Any time I go out in social situations, the conversation often moves into one about dating or relationships. Women, once they feel safe about being open regarding their relationship views, frequently offer invaluable insights. Recently though, I’ve noticed a disturbing theme to our conversations. When I’ve questioned how things were going with their boyfriend, I’ve almost consistently gotten the same reaction:
Shoulders droop forward as she expels a breath of frustration. Her head lowers to face the floor for a brief second and then, reaffixing her eyes on mine states that things are going “okay”, but not the way she would like them to. Next comes a list of not grievances, but worse, disappointments and frustrations. Then, for a brief moment I’ll hear a rationalization or two. Something like “He’ll come around, he’s just having some challenges at work”. But that half-hearted utterance fades and her look becomes one of loss or even anguish.
It’s a truly sad sight when you see a beautiful, otherwise vibrant, intelligent and lively woman, concede that love is slowly fading and she feels hopeless.
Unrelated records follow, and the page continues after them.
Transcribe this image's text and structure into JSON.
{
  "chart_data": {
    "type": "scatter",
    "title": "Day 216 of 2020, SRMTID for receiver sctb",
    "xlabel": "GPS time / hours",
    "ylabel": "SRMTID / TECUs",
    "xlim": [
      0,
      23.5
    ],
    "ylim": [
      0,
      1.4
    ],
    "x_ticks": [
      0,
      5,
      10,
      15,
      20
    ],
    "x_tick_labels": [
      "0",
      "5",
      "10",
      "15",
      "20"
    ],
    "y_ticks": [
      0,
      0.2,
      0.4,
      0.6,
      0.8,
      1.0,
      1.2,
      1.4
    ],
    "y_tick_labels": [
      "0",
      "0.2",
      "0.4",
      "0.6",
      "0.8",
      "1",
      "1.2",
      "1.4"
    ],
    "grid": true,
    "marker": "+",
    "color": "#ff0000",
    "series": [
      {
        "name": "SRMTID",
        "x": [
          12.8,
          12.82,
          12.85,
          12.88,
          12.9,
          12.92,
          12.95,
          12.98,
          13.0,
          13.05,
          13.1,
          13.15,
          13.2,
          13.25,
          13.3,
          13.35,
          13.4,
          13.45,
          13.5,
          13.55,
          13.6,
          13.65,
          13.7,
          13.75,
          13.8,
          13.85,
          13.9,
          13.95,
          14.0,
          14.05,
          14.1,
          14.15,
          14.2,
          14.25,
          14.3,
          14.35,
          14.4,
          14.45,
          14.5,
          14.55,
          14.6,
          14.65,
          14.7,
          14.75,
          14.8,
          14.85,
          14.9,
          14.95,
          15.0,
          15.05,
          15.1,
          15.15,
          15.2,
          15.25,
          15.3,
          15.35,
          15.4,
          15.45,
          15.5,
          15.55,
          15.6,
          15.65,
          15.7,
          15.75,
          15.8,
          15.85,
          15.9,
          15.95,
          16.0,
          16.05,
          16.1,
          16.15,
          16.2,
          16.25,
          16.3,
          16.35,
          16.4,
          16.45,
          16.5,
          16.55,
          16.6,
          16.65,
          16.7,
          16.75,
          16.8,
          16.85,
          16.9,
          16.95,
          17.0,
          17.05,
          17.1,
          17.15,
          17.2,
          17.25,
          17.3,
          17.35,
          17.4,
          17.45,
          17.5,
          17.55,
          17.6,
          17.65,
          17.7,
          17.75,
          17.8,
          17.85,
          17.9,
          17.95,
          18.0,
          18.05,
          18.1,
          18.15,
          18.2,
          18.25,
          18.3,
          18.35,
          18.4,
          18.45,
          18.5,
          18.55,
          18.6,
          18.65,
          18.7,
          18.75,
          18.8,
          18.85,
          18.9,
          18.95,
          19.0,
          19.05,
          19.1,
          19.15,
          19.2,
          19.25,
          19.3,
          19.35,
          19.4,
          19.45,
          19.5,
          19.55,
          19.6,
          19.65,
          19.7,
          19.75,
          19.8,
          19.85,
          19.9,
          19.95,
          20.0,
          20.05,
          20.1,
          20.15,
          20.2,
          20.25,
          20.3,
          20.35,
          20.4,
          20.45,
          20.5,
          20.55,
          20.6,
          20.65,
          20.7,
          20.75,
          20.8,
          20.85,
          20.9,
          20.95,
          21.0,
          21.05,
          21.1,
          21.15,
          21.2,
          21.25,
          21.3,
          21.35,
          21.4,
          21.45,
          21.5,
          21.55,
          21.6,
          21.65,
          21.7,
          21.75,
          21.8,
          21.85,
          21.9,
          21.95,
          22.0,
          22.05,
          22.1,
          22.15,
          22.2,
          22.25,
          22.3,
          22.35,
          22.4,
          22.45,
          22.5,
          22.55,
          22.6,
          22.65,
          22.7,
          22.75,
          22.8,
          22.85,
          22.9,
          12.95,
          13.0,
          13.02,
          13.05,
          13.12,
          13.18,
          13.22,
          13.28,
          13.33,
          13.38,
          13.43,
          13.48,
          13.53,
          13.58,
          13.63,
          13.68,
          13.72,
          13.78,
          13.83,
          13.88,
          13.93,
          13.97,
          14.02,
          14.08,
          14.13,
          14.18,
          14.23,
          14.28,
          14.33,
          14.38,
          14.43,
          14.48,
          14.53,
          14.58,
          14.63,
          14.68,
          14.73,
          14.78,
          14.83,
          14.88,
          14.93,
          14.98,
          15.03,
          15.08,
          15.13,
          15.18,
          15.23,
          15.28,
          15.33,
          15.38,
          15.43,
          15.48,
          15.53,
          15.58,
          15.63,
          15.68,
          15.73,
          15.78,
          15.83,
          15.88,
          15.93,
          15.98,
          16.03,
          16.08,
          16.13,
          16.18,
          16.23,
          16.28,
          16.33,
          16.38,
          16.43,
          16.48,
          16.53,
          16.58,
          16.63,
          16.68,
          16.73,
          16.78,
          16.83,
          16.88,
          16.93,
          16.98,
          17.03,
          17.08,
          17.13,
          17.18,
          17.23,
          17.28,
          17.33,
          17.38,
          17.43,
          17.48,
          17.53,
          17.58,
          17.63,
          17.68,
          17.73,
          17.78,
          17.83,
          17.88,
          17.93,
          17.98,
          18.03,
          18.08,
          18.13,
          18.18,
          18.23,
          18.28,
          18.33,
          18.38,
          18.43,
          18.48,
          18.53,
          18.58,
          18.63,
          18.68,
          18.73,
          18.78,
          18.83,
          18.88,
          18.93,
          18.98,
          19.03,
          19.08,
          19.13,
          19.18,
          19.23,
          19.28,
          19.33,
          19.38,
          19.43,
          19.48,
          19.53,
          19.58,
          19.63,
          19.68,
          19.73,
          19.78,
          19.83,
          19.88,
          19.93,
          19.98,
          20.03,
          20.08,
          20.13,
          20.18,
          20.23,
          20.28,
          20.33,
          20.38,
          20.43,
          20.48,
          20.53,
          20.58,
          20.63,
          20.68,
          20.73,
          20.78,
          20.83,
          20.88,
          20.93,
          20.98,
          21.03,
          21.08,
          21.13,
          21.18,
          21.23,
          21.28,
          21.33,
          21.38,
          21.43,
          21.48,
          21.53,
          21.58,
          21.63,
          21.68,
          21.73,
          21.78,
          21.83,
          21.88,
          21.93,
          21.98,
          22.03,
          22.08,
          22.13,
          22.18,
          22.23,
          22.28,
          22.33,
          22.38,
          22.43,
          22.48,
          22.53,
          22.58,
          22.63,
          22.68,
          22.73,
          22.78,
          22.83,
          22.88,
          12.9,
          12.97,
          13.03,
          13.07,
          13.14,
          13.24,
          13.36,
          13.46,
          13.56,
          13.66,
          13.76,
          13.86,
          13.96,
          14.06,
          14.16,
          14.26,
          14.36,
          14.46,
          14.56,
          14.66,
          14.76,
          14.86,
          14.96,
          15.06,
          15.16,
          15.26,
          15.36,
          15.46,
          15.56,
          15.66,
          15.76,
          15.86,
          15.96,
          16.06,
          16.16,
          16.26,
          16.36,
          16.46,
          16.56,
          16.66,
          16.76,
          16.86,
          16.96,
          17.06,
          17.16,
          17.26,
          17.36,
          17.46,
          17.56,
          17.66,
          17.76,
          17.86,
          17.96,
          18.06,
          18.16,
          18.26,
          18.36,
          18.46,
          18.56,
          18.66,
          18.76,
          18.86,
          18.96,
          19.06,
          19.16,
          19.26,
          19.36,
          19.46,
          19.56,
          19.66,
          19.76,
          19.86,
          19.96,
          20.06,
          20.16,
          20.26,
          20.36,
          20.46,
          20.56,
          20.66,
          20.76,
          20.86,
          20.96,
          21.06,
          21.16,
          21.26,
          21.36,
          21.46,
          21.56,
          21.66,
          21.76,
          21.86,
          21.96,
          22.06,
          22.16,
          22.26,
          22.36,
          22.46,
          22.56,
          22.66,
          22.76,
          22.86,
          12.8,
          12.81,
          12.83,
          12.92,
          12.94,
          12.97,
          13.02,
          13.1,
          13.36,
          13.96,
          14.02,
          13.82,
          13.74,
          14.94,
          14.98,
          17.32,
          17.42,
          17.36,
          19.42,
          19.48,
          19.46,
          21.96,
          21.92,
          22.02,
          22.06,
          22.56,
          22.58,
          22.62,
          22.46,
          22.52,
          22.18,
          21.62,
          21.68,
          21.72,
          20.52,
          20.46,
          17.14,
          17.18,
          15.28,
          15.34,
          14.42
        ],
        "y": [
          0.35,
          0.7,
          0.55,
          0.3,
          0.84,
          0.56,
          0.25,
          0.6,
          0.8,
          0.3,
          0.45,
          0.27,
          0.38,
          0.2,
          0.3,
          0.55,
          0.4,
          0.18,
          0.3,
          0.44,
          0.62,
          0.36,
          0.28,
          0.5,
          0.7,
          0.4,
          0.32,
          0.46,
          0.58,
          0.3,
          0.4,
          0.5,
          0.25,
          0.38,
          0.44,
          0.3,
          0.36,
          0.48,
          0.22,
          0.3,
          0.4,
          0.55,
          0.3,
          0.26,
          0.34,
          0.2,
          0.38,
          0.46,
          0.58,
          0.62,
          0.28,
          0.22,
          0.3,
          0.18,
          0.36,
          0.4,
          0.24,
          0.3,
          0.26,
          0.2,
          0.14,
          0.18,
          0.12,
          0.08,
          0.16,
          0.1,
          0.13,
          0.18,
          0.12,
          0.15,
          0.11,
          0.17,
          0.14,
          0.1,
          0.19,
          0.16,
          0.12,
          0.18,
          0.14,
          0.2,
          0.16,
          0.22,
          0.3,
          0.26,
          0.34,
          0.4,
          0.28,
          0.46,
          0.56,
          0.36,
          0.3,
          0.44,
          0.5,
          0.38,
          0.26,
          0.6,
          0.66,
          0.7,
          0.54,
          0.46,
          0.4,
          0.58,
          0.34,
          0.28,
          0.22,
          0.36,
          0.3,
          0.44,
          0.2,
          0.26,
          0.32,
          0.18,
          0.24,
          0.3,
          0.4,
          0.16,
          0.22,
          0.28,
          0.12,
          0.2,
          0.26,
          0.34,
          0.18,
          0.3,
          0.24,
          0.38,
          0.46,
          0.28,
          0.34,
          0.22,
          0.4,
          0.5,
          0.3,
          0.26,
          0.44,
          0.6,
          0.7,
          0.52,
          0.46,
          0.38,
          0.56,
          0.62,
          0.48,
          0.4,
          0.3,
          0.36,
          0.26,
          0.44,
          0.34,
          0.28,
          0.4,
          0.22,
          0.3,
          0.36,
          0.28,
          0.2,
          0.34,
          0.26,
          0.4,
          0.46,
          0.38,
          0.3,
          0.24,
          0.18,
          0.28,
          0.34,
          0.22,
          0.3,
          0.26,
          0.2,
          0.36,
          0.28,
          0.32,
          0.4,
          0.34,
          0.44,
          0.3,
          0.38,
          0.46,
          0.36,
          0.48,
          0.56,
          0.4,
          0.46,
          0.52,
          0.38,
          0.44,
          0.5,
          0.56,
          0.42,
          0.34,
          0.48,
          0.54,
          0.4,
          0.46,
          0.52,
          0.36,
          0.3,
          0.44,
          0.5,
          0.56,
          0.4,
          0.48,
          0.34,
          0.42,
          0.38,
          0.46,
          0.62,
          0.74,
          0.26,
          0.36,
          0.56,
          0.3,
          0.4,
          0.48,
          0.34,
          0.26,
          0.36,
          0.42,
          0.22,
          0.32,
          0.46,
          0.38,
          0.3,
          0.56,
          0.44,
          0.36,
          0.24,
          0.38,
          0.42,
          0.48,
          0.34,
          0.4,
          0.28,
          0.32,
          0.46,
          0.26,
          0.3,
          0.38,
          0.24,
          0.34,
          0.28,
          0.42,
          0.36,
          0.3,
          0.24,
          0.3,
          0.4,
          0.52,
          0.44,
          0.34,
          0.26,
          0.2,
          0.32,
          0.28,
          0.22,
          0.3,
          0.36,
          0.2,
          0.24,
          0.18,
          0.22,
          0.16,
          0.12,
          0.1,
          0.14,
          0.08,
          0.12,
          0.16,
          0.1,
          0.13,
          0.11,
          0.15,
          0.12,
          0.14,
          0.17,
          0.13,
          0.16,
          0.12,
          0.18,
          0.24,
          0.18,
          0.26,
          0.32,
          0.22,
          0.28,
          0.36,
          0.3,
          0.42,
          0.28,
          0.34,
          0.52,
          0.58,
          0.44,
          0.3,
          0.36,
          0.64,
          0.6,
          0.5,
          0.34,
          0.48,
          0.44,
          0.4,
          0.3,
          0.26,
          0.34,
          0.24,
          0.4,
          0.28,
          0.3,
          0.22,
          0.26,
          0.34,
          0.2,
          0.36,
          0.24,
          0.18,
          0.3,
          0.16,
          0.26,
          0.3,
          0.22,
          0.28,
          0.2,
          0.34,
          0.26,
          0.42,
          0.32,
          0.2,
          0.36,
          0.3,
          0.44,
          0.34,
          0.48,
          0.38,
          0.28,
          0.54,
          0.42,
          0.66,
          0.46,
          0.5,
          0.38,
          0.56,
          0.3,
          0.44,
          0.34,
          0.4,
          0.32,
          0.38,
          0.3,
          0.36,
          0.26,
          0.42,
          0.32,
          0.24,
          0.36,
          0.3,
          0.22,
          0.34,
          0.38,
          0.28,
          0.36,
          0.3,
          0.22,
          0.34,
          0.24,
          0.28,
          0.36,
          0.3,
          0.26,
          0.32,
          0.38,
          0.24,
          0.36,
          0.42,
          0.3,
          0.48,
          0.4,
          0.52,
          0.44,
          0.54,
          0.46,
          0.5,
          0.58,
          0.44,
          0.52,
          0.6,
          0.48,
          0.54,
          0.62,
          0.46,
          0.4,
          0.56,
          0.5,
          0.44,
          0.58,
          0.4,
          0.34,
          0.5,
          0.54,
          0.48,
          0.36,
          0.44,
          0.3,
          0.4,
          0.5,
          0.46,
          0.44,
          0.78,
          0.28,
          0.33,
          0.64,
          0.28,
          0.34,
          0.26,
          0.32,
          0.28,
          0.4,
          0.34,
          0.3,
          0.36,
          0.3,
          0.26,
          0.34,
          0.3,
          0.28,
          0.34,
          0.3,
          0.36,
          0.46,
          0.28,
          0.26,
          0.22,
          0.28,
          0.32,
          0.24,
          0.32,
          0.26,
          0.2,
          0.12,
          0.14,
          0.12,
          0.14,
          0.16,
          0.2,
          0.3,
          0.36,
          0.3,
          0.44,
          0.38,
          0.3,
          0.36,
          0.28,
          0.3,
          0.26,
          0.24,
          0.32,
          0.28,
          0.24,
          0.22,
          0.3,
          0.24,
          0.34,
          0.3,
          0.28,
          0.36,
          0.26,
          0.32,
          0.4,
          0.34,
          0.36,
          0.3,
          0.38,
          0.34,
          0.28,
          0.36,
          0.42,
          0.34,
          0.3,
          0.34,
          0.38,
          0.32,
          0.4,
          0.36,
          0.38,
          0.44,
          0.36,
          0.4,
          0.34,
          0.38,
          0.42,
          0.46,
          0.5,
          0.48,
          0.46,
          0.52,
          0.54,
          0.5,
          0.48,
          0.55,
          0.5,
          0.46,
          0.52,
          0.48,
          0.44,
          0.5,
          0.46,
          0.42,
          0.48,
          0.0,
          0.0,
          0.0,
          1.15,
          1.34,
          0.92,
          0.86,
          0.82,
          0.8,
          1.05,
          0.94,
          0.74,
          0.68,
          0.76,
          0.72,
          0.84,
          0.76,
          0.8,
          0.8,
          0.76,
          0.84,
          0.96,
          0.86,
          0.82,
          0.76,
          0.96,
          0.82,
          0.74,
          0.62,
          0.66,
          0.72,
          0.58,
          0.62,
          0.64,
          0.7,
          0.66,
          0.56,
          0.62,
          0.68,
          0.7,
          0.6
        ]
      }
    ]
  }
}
But this scene has played out over and over again with only a small nuance between the women I’ve spoken with.
After witnessing it, reflecting on it and even debating about it, I only have one thing to say to women:
Break up with your boyfriend!
My obvious use of hyperbole here is meant only to drive a point home where it needs to, but when in doubt, I think I’d still stick to the same declaration. There are simply too many women who are indulging men and waiting for them to magically change, or become the men they had once hoped for.
I say this with all due respect to the brotherhood that I belong to, but the fact is that many men will waste women’s time. I’m sorry. And it’s not that men are indifferent to wasting women’s time, or would willingly hurt them; it’s because of the way men think, and the way men operate.
The issue usually develops just into the dating phase, at the inferred inception of the “relationship”.
It’s important to know that most dating and relationship experts will tell us that men are typically three months behind in their thinking about the direction and status of the relationship compared to women. This means that while she is contemplating the details of what the future looks like, he is likely to be just having fun and enjoying the dating moments in contented oblivion. A whole three months sooner than him, a woman will be consulting with her girlfriends on the direction of the relationship, including evaluating his history, his family, his trustworthiness and his overall future suitability.
And he? It’s probable that he may have already informed a buddy or two that she’s “a lot of fun and super hot”, but not furthered his thinking much beyond that.
Ultimately, when the questions of direction and status are finally tabled, he will have a choice. He can either state that he’s not ready to discuss such topics, giving the usual excuses or, he can consider whether becoming a “boyfriend” at this point is acceptable for him. Acceptable for him includes considering the minimum prerequisites, such as does he enjoy her company and does he like having sex with her. Shockingly one-dimensional I know, but at least I said “minimum”.
This is a clear mismatch of relationship entry perspectives, but common just the same.
So the months go by and the man is likely still getting his initially required needs met, yet the woman finds herself longing for more and feeling less and less satisfied with the relationship.
It’s at this point that I must have found some of my beautiful friends as they responded to me with despair. There are probably many more women out there who aren’t as acutely aware of the relationship imbalance, yet continue on day-to-day less fulfilled than they had ever imagined they would be.
How would a woman know if she’s one of the women that need to break up with her boyfriend?
She should ask herself these important questions:
Do I feel desired the way I imagined I would be?
Do I feel respected the way I think I should be?
Am I contributing more to this relationship than I am getting in return?
Is this what I expected from a relationship?
Answering truthfully to these questions should let her know whether she should consider stepping up the conversations, or concede to the truth, and break up with her boyfriend.
Yet I can hear what some women are saying right now, because I’ve heard it before. Many women are saying, “Maybe this time it’s different. Maybe with a little more time he will begin to understand, adapt and contribute more.” And so on.
Considering giving a man a little more time to magically change is a critical and all too common error. Take it from a man; if the tables were turned and he wasn’t getting his minimum needs met, he would break up with her.
Further, men characteristically don’t magically change or evolve much.
What men will do however is learn from hard lessons. And what is a hard lesson? A hard lesson is when finally, after months of the woman trying to reach out to him, making every effort possible yet crying her self to sleep one too many times, she finally breaks up with the man who took her for granted.
He’ll now have learned the consequences of complacency and remember that hard lesson, sadly however, for the benefit of his next girlfriend.